Amniozentese (Fruchtwasserpunktion)

Der Begriff Amniozentese steht für die Fruchtwasserentnahme aus der Fruchtblase und dient u.a. zur Bestimmung der Erbanlagen des ungeborenen Kindes und zur Bestimmung von speziellem Protein im Fruchtwasser, das uns einen Hinweis auf einen offenen Rücken oder Bauchdecke liefern kann.
Die Fruchtwasserpunktion führen wir schon seit 1981 durch. Diese Untersuchung kann in der 16. SSW durchgeführt werden (siehe Schwangerschaftskalender).
Das Fehlgeburtsrisiko liegt bei 0,3 – 0,5 %. Ein erstes Ergebnis aus der Analyse mittels sogenanntem FISH-Test (Schnelltest) liegt am folgenden Tag und bereits zuverlässig vor. Dieser Schnelltest wird in der Regel von den gesetzlichen Krankenkassen nicht übernommen. Falls gewünscht wird er jedoch durchgeführt, hier werden Sie vom Labor eine separate Rechnung erhalten (ca. 80,- €). Das ausführliche Ergebnis wird nach einer sogenannten Langzeitkultur, die ca. 10 – 14 Tage dauert, mitgeteilt.

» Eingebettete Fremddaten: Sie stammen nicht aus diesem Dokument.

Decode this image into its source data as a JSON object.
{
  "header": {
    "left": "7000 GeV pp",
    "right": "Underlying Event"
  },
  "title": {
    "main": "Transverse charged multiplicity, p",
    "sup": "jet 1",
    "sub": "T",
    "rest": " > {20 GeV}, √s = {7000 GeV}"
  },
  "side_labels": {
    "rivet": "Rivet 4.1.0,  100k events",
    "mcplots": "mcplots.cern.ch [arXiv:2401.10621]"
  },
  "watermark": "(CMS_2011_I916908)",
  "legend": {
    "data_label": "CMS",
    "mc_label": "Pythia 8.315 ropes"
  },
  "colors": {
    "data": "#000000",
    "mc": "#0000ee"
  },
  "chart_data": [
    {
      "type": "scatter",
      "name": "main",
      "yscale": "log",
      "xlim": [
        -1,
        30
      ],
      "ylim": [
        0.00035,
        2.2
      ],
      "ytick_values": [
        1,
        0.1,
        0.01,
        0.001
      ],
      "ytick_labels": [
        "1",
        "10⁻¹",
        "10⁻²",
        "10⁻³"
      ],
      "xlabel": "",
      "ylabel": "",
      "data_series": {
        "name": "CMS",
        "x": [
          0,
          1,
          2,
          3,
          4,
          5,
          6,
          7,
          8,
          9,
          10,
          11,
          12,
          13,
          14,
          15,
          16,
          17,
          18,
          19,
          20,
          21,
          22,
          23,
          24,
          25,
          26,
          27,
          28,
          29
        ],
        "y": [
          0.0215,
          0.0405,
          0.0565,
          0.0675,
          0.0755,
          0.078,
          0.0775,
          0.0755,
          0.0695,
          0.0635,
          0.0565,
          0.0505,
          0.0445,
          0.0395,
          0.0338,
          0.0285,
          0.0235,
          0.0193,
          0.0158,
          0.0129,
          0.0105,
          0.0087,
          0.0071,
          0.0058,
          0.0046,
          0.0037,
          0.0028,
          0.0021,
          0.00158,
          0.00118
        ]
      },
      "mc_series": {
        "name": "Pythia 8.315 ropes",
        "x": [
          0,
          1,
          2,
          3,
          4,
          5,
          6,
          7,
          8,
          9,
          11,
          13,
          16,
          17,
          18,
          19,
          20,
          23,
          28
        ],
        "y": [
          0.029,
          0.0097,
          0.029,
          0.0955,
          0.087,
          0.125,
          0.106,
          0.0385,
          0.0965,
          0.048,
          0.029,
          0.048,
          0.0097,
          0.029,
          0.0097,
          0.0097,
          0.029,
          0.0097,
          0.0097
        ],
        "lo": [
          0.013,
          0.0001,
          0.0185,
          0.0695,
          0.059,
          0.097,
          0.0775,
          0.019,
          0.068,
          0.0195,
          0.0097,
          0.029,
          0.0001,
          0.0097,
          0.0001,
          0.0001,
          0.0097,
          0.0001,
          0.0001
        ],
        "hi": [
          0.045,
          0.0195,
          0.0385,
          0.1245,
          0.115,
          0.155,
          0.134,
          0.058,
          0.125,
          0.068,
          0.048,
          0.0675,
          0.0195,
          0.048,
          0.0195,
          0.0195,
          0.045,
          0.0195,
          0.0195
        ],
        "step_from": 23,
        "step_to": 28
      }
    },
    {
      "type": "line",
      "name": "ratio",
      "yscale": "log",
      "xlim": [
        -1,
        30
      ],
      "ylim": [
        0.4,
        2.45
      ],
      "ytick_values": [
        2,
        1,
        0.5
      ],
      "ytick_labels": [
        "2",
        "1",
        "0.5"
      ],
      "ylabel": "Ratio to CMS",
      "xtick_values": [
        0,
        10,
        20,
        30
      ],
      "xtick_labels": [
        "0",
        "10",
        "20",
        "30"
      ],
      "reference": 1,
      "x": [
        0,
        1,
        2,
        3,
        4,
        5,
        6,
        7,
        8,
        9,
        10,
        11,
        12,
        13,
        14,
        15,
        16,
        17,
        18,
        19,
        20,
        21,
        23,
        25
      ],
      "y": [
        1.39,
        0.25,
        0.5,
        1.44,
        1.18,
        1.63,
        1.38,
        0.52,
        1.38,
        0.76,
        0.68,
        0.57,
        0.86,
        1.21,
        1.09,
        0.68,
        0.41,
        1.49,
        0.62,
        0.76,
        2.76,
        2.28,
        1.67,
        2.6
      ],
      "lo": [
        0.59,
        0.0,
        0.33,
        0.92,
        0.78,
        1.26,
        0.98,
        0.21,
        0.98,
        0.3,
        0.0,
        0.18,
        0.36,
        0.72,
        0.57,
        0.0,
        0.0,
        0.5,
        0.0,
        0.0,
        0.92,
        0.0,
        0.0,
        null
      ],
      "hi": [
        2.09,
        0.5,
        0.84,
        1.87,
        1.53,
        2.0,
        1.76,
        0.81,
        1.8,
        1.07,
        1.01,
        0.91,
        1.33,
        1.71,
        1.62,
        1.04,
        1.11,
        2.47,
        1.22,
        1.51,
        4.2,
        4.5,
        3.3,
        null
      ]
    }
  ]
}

Vorbereitung der Patientin zur Fruchtwasserpunktion

  • Bitte kommen Sie mit gefüllter Harnblase zur Untersuchung
  • Bringen Sie unbedingt Ihren Mutterpass und Ihren Blutgruppenausweis (falls vorhanden) mit, da wir Ihre Blutgruppe, sowie den sogenannten Rhesusfaktor schriftlich benötigen.
  • Denken Sie auch an den Überweisungsschein (bei Kassenpatientinnen), ausgestellt von Ihrem Frauenarzt, an Ihre Versicherungskarte sowie ggf. Vorbefunde (die Schwangerschaft betreffend, der Familienvorgeschichte oder einen humangenetischen Befund).
  • Sollte kurz vor der Punktion eine Blutung bei Ihnen auftreten oder sollten Sie erkranken (auch Erkältungen), bitten wir um rechtzeitige Mitteilung, um den Termin ggf. zu verlegen, da das Komplikationsrisiko bei Erkrankungen wesentlich höher ist. 
  • Sie brauchen nicht nüchtern zu kommen, d.h. Sie können wie gewohnt vorher
    frühstücken. 
  • Die Punktion wird ambulant durchgeführt.
  • Sie können alleine zu dieser Punktion kommen, es ist den Schwangeren jedoch meist angenehmer, wenn sie in Begleitung zu dieser Entnahme kommen.
  • Kinder unter 12 Jahren dürfen bei der Untersuchung nicht dabei sein, wegen möglichem Infektionsrisiko von Kinderkrankheiten auf schwangere Frauen.

Ablauf der Punktion

Unter ständiger Ultraschallsicht wird eine dünne Nadel durch die Bauchdecke, durch die Gebärmutterwand und durch die Eihäute in die Fruchthöhle vorgeschoben. Dabei werden ca. 15 ml Fruchtwasser entnommen. Die Punktionsstelle wird so ausgesucht, dass sich keine kindlichen Körperteile in der Nähe befinden, sodass eine Verletzung des Kindes während der Punktion unwahrscheinlich ist. Die Punktionsdauer beträgt in der Regel 1 – 2 Minuten und wird von vielen Schwangeren als harmlos empfunden.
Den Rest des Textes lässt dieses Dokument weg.